Así, probando una y otra vez, sin casi continuidad,
los dibujantes underground españoles pasaron el período
inicial publicando a salto de mata en Pauperrimus Comix,
Catalina, Diploma de Honor, De Quommic, A la
calle, Sidecar, Purita, Carajillo Vacilón,
Nasti de Plasti, y otros números únicos. Hasta que comenzaron
a editarse revistas como Star y Rock Comix, hasta que
los nuevos dibujantes se convirtieron en noticia y el cómic
underground se convirtió en manos de periodistas y enterados en
«comix»
y en moda. A partir de ese momento las cosas mejoraron, había donde
publicar, aunque no todos y no siempre, se cobraba por publicar,
aunque mal y no siempre, sin que en definitiva ello significase aún
que aquellos dibujantes pudieran profesionalizarse.
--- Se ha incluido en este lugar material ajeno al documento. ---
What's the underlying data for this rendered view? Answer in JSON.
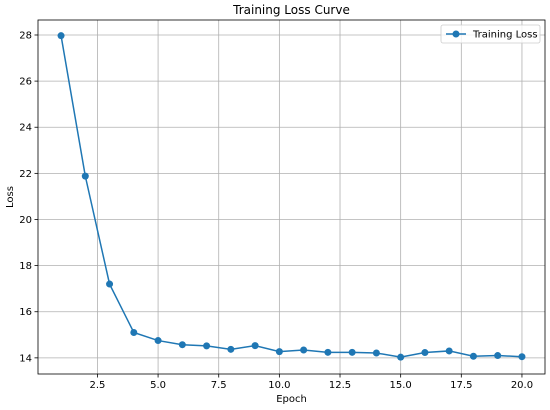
{
  "chart_data": {
    "type": "line",
    "title": "Training Loss Curve",
    "xlabel": "Epoch",
    "ylabel": "Loss",
    "xlim": [
      0.05,
      20.95
    ],
    "ylim": [
      13.3,
      28.65
    ],
    "xticks": [
      2.5,
      5.0,
      7.5,
      10.0,
      12.5,
      15.0,
      17.5,
      20.0
    ],
    "xtick_labels": [
      "2.5",
      "5.0",
      "7.5",
      "10.0",
      "12.5",
      "15.0",
      "17.5",
      "20.0"
    ],
    "yticks": [
      14,
      16,
      18,
      20,
      22,
      24,
      26,
      28
    ],
    "ytick_labels": [
      "14",
      "16",
      "18",
      "20",
      "22",
      "24",
      "26",
      "28"
    ],
    "grid": true,
    "legend_position": "top-right",
    "series": [
      {
        "name": "Training Loss",
        "color": "#1f77b4",
        "marker": "circle",
        "x": [
          1,
          2,
          3,
          4,
          5,
          6,
          7,
          8,
          9,
          10,
          11,
          12,
          13,
          14,
          15,
          16,
          17,
          18,
          19,
          20
        ],
        "y": [
          27.97,
          21.88,
          17.2,
          15.1,
          14.75,
          14.57,
          14.52,
          14.37,
          14.53,
          14.27,
          14.34,
          14.24,
          14.24,
          14.21,
          14.03,
          14.23,
          14.3,
          14.07,
          14.1,
          14.05
        ]
      }
    ]
  }
}
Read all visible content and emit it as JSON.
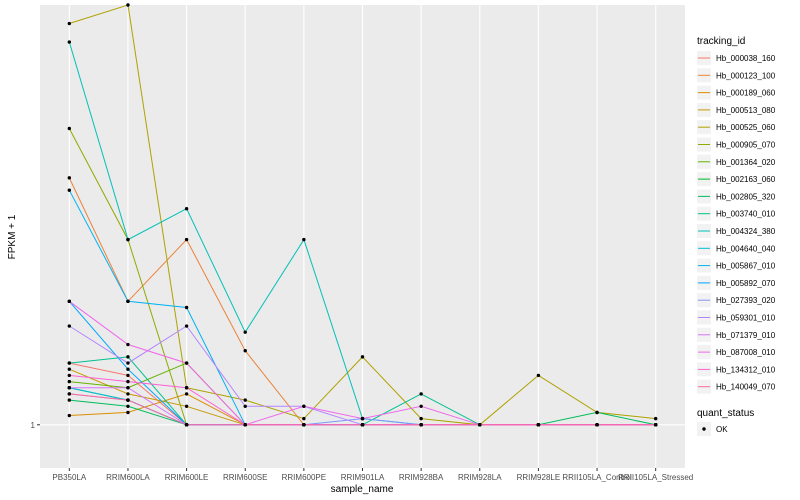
{
  "chart_data": {
    "type": "line",
    "title": "",
    "xlabel": "sample_name",
    "ylabel": "FPKM + 1",
    "y_tick_labels": [
      "1"
    ],
    "y_tick_values": [
      1
    ],
    "ylim": [
      0.93,
      1.68
    ],
    "categories": [
      "PB350LA",
      "RRIM600LA",
      "RRIM600LE",
      "RRIM600SE",
      "RRIM600PE",
      "RRIM901LA",
      "RRIM928BA",
      "RRIM928LA",
      "RRIM928LE",
      "RRII105LA_Control",
      "RRII105LA_Stressed"
    ],
    "legend": {
      "title": "tracking_id",
      "placement": "right"
    },
    "shape_legend": {
      "title": "quant_status",
      "entries": [
        "OK"
      ]
    },
    "series": [
      {
        "name": "Hb_000038_160",
        "color": "#F8766D",
        "values": [
          1.1,
          1.08,
          1.0,
          1.0,
          1.0,
          1.0,
          1.0,
          1.0,
          1.0,
          1.0,
          1.0
        ]
      },
      {
        "name": "Hb_000123_100",
        "color": "#EC8239",
        "values": [
          1.4,
          1.2,
          1.3,
          1.12,
          1.0,
          1.0,
          1.0,
          1.0,
          1.0,
          1.0,
          1.0
        ]
      },
      {
        "name": "Hb_000189_060",
        "color": "#DB8E00",
        "values": [
          1.015,
          1.02,
          1.05,
          1.0,
          1.0,
          1.0,
          1.0,
          1.0,
          1.0,
          1.0,
          1.0
        ]
      },
      {
        "name": "Hb_000513_080",
        "color": "#C79800",
        "values": [
          1.09,
          1.05,
          1.03,
          1.0,
          1.0,
          1.0,
          1.0,
          1.0,
          1.0,
          1.0,
          1.0
        ]
      },
      {
        "name": "Hb_000525_060",
        "color": "#AEA200",
        "values": [
          1.65,
          1.68,
          1.06,
          1.04,
          1.01,
          1.11,
          1.01,
          1.0,
          1.08,
          1.02,
          1.01
        ]
      },
      {
        "name": "Hb_000905_070",
        "color": "#8FAA00",
        "values": [
          1.48,
          1.3,
          1.0,
          1.0,
          1.0,
          1.0,
          1.0,
          1.0,
          1.0,
          1.0,
          1.0
        ]
      },
      {
        "name": "Hb_001364_020",
        "color": "#64B200",
        "values": [
          1.07,
          1.06,
          1.1,
          1.0,
          1.0,
          1.0,
          1.0,
          1.0,
          1.0,
          1.0,
          1.0
        ]
      },
      {
        "name": "Hb_002163_060",
        "color": "#00B81B",
        "values": [
          1.06,
          1.04,
          1.0,
          1.0,
          1.0,
          1.0,
          1.0,
          1.0,
          1.0,
          1.0,
          1.0
        ]
      },
      {
        "name": "Hb_002805_320",
        "color": "#00BD5C",
        "values": [
          1.04,
          1.03,
          1.0,
          1.0,
          1.0,
          1.0,
          1.0,
          1.0,
          1.0,
          1.02,
          1.0
        ]
      },
      {
        "name": "Hb_003740_010",
        "color": "#00C08E",
        "values": [
          1.1,
          1.11,
          1.0,
          1.0,
          1.0,
          1.0,
          1.05,
          1.0,
          1.0,
          1.0,
          1.0
        ]
      },
      {
        "name": "Hb_004324_380",
        "color": "#00C1B7",
        "values": [
          1.62,
          1.3,
          1.35,
          1.15,
          1.3,
          1.01,
          1.0,
          1.0,
          1.0,
          1.0,
          1.0
        ]
      },
      {
        "name": "Hb_004640_040",
        "color": "#00BDDC",
        "values": [
          1.06,
          1.04,
          1.0,
          1.0,
          1.0,
          1.0,
          1.0,
          1.0,
          1.0,
          1.0,
          1.0
        ]
      },
      {
        "name": "Hb_005867_010",
        "color": "#00B2F3",
        "values": [
          1.38,
          1.2,
          1.19,
          1.0,
          1.0,
          1.0,
          1.0,
          1.0,
          1.0,
          1.0,
          1.0
        ]
      },
      {
        "name": "Hb_005892_070",
        "color": "#00A6FF",
        "values": [
          1.2,
          1.09,
          1.0,
          1.0,
          1.0,
          1.0,
          1.0,
          1.0,
          1.0,
          1.0,
          1.0
        ]
      },
      {
        "name": "Hb_027393_020",
        "color": "#7C96FF",
        "values": [
          1.05,
          1.04,
          1.0,
          1.0,
          1.0,
          1.01,
          1.0,
          1.0,
          1.0,
          1.0,
          1.0
        ]
      },
      {
        "name": "Hb_059301_010",
        "color": "#B385FF",
        "values": [
          1.16,
          1.1,
          1.16,
          1.03,
          1.03,
          1.0,
          1.0,
          1.0,
          1.0,
          1.0,
          1.0
        ]
      },
      {
        "name": "Hb_071379_010",
        "color": "#D774FD",
        "values": [
          1.06,
          1.06,
          1.0,
          1.0,
          1.0,
          1.0,
          1.0,
          1.0,
          1.0,
          1.0,
          1.0
        ]
      },
      {
        "name": "Hb_087008_010",
        "color": "#EF67EB",
        "values": [
          1.2,
          1.13,
          1.1,
          1.0,
          1.03,
          1.01,
          1.03,
          1.0,
          1.0,
          1.0,
          1.0
        ]
      },
      {
        "name": "Hb_134312_010",
        "color": "#FD61D3",
        "values": [
          1.08,
          1.07,
          1.06,
          1.0,
          1.0,
          1.0,
          1.0,
          1.0,
          1.0,
          1.0,
          1.0
        ]
      },
      {
        "name": "Hb_140049_070",
        "color": "#FF689F",
        "values": [
          1.05,
          1.04,
          1.0,
          1.0,
          1.0,
          1.0,
          1.0,
          1.0,
          1.0,
          1.0,
          1.0
        ]
      }
    ]
  }
}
En estas circunstancias la aparición de la revista
Star, editada por Juanjo Fernández a contrapelo de la editorial
familiar, Producciones Editoriales, supuso un balón de oxígeno y no
sólo para los underground y los alternativos, también para
todos los dibujantes que comenzaban, incluso para los que aún
estaban verdes o eran realmente muy malos, pues sus páginas estaban
abiertas a todo el mundo que aceptase publicar bajo la condición de
cobrar poco y mal. Ya lo decía el editor en el Contra-Prólogo del
número 1: «(...)
pretendíamos publicar los mejores comics del momento (...) pero se
tuvo el problema de siempre, el dinero (...) Que el llamémosle
‘comics underground’ (muy entre comillas y perdón por el
nombrecito), no tiene ni un duro, que los editores que se atreven a
editarlos deben estar muy locos»
y etc.
Pero fue en aquel híbrido que siempre fue Star
donde los dibujantes alternativos españoles comenzaron a creer que
era posible alcanzar cierta normalidad profesional. Y hay que tener
en cuenta lo muy ecléctico, mejor extraño, que resultaba el primer
Star, si vemos, por ejemplo, que en las páginas de sus seís
primeros números convivían dibujos e historietas de gentes tan
dispares como Gin, Druillet, un naciente Romeu, Javier Ballester, un
prebutifarrero Alfons López, José Miguel Martí, Max, Carlos Vila,
Tisa, Pérez Sánchez, Robert Crumb, Foolbert Sturgeo, Dave Dozier,
Rosa, M. Farriol y textos de Luis Vigil, Topor, José María Martí
Pons, Claudi Montañá,
etc., a los que casi inmediatamente se unirían
Nazario, Gilbert Shelton, Rodríguez Spain, Ceesepe y otros nombres
pronto conocidos del nuevo tipo de lector que por entonces estaba
también apareciendo.
El conjunto formaba una intrépida —aunque
desorientada— publicación que en realidad parecía un auténtico cajón
de sastre, con contenidos más explosivos por su ruptura con lo
estéticamente correcto que por su auténtica profundidad crítica. Lo
cual no quita para que semejante revista chirriara agudamente en el
panorama español de los últimos meses de vida, poco más de un año,
del general Franco. Tanto, respecto a la estética de la ética de
aquel Régimen, que el número 7 de Star fue sancionado con una
multa por el Ministerio de Información y Turismo, mientras que el
número 13, agosto 1975, dedicado monográficamente a Frizt the Cat,
de Crumb, fue secuestrado por orden del mismo Ministerio. Otras
sanciones vendrían después..., incluso hasta tener que vender con
páginas arrancadas el tomo que contenía la reedición de El Rrollo
Enmascarado, Pauperrimus Comix y
Catalina.
Así estaban las cosas en los primeros tiempos del
cómic underground español. Los dibujantes seguían siendo
gente marginal, que contaba historias marginales y vivía a
contracorriente, gente que trabajaba a salto de mata, siempre al
día. No obstante, el peculiar equilibrio inestable que se manifestó
en todos los campos y actividades de la vida española durante los
primeros años de la transición política facilitaba que se produjesen
cambios sociales y un nuevo clima de tolerancia, en el que
periodistas, esnobs y comentaristas varios ensalzaron la “estética
underground” y convirtieron muchas veces a sus autores en
noticia, independientemente y más allá de su trabajo, como una
especie de “prensa rosa” de la marginalidad. Así estaban las cosas
cuando José María Berenguer comenzó a editar la revista El Víbora.